UN SOLDAT ENNEMI AU PUPITRE



À la déclaration de la Deuxième Guerre mondiale, un frère allemand, Herbert Klopfer, est appelé à présider la Mission d'Allemagne de l'Est. À la même époque, il est également mobilisé dans l'Armée allemande. Il dirige alors les affaires de la Mission depuis le front par l'intermédiaire de ses deux conseillers.
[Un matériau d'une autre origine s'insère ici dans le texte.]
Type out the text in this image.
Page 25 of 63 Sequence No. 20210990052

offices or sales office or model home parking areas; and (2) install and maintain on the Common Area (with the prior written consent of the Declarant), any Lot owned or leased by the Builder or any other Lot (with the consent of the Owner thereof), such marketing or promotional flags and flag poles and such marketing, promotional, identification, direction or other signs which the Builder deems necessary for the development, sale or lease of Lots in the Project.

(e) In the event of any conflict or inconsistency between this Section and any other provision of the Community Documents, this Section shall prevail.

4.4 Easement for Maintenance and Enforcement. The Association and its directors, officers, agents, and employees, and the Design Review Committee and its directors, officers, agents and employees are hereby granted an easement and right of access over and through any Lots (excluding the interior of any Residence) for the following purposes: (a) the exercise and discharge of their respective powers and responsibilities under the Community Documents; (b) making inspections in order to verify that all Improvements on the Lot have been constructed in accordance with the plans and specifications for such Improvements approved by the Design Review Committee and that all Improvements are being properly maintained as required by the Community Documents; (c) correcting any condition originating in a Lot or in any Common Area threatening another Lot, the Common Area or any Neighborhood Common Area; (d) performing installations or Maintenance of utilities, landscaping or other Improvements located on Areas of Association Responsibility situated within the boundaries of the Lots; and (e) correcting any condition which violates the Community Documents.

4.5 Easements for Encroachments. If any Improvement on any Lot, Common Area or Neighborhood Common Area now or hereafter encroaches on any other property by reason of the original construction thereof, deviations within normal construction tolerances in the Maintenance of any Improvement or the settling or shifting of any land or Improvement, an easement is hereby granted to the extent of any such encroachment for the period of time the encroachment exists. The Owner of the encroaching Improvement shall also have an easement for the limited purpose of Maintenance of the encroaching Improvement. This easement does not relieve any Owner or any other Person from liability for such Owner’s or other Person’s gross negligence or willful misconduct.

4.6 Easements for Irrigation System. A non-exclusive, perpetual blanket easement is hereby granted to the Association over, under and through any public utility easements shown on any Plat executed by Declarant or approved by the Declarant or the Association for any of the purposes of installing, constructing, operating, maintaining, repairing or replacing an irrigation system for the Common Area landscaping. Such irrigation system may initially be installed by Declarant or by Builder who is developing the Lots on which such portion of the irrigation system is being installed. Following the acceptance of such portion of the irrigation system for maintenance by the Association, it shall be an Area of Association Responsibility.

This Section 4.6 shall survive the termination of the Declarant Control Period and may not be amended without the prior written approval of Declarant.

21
Le président Klopfer est stationné à Esbjerg au Danemark lorsqu'un dimanche avant Noël, loin de sa famille, il se sent seul. II veut assister à une réunion de Sainte-Cène mais ne sait pas s'il y a une branche de l'Église en ville. Il se dit qu'il doit y en avoir une quelque part mais il ne parle pas danois. Il marche alors dans les rues de la ville, revêtu de son uniforme, en fredonnant un cantique, dans l'espoir d'être remarqué par quelqu'un qui saurait le guider jusqu'à l'église.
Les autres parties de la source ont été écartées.